Part Irish, part Dervish, ecstatic humanist, critical Modernist, transgressive Transcendentalist.

Sunday, December 22, 2013

Ecstatic Humanism


I confess that I do not believe in time. I like to fold my magic carpet, after use, in such a way as to superimpose one part of the pattern upon another. Let visitors trip. And the highest enjoyment of timelessness--in a landscape selected at random--is when I stand among rare butterflies and their food plants. This is ecstasy, and behind the ecstasy is something else, which is hard to explain. It is like a momentary vacuum into which rushes all that I love. A sense of oneness with sun and stone. A thrill of gratitude to whom it may concern--to the contrapuntal genius of human fate or to tender ghosts humoring a lucky mortal...I have to have all space and all time participate in my emotion, in my mortal love, so that the edge of its mortality is taken off, thus helping me to fight the utter degradation, ridicule, and horror of having developed an infinity of sensation and thought within a finite existence.
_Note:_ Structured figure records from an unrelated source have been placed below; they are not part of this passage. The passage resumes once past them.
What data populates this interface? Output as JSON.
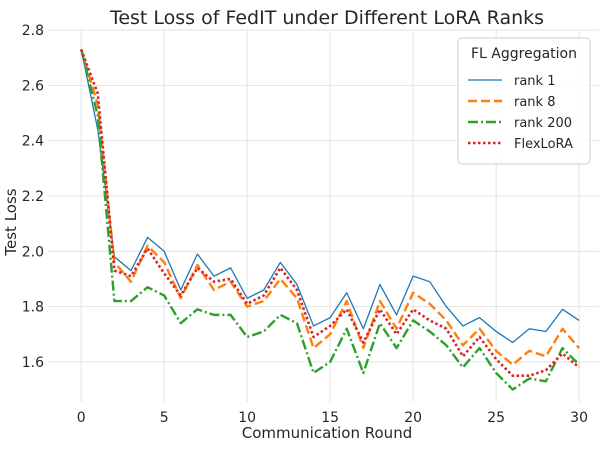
{
  "chart_data": {
    "type": "line",
    "title": "Test Loss of FedIT under Different LoRA Ranks",
    "xlabel": "Communication Round",
    "ylabel": "Test Loss",
    "xlim": [
      -2,
      31.2
    ],
    "ylim": [
      1.455,
      2.8
    ],
    "xticks": [
      0,
      5,
      10,
      15,
      20,
      25,
      30
    ],
    "yticks": [
      1.6,
      1.8,
      2.0,
      2.2,
      2.4,
      2.6,
      2.8
    ],
    "grid": true,
    "legend": {
      "title": "FL Aggregation",
      "position": "top-right"
    },
    "x": [
      0,
      1,
      2,
      3,
      4,
      5,
      6,
      7,
      8,
      9,
      10,
      11,
      12,
      13,
      14,
      15,
      16,
      17,
      18,
      19,
      20,
      21,
      22,
      23,
      24,
      25,
      26,
      27,
      28,
      29,
      30
    ],
    "series": [
      {
        "name": "rank 1",
        "color": "#1f77b4",
        "dash": "solid",
        "values": [
          2.73,
          2.44,
          1.98,
          1.93,
          2.05,
          2.0,
          1.86,
          1.99,
          1.91,
          1.94,
          1.83,
          1.86,
          1.96,
          1.88,
          1.73,
          1.76,
          1.85,
          1.72,
          1.88,
          1.77,
          1.91,
          1.89,
          1.8,
          1.73,
          1.76,
          1.71,
          1.67,
          1.72,
          1.71,
          1.79,
          1.75
        ]
      },
      {
        "name": "rank 8",
        "color": "#ff7f0e",
        "dash": "dashed",
        "values": [
          2.73,
          2.53,
          1.96,
          1.89,
          2.02,
          1.96,
          1.83,
          1.95,
          1.86,
          1.89,
          1.8,
          1.82,
          1.9,
          1.83,
          1.65,
          1.7,
          1.82,
          1.65,
          1.82,
          1.72,
          1.85,
          1.81,
          1.75,
          1.66,
          1.72,
          1.64,
          1.59,
          1.64,
          1.62,
          1.72,
          1.65
        ]
      },
      {
        "name": "rank 200",
        "color": "#2ca02c",
        "dash": "dashdot",
        "values": [
          2.73,
          2.49,
          1.82,
          1.82,
          1.87,
          1.84,
          1.74,
          1.79,
          1.77,
          1.77,
          1.69,
          1.71,
          1.77,
          1.74,
          1.56,
          1.6,
          1.72,
          1.56,
          1.74,
          1.65,
          1.75,
          1.71,
          1.66,
          1.58,
          1.65,
          1.56,
          1.5,
          1.54,
          1.53,
          1.65,
          1.59
        ]
      },
      {
        "name": "FlexLoRA",
        "color": "#d62728",
        "dash": "dotted",
        "values": [
          2.73,
          2.57,
          1.93,
          1.91,
          2.01,
          1.92,
          1.84,
          1.94,
          1.89,
          1.9,
          1.81,
          1.84,
          1.94,
          1.86,
          1.69,
          1.73,
          1.79,
          1.67,
          1.79,
          1.7,
          1.79,
          1.75,
          1.72,
          1.62,
          1.69,
          1.61,
          1.55,
          1.55,
          1.57,
          1.63,
          1.58
        ]
      }
    ]
  }
}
Vladimir Nabokov, Speak, Memory, 139, 297.

The urge and impulse to worship ("worth-ship") arises not from a failure to understand the nature of things but from its successful apprehension. A healthy (i.e., creative) emotional response to that successful apprehension is an ecstatic awareness of the human condition; poetically articulated (i.e., evoked), such a response may yield an ecstatic humanism constructed upon a Nabokovian "thrill of gratitude to whom it may concern."

(Recall the poetic witness of Kabir).

Religion, on the other hand, is (as Feuerbach taught) a kind of projection outward of personal hopes and fears upon the blank screen of human destiny. Religion is organized magic, institutionalized wishful thinking, communal "whistling past the graveyard."

Poetry evokes; science explains. In making possible the scientific study of human religiosity, Feuerbach also made it possible to distinguish religion (the struggle to come to terms with fate) from ecstatic evocation. The ability to make this distinction does not support an inference that human religiosity and ecstatic awareness of the human condition are necessarily incompatible--far from it. Historically speaking, the two modes frequently coexist and even complement one another. Religious institutions and practices may underwrite ecstasy. But where poetry tends to evoke, religion tends to invoke. The former is a confession of helplessness in the face of natural facts; the latter is an assertion of the will-to-power over natural facts (magical/wishful thinking).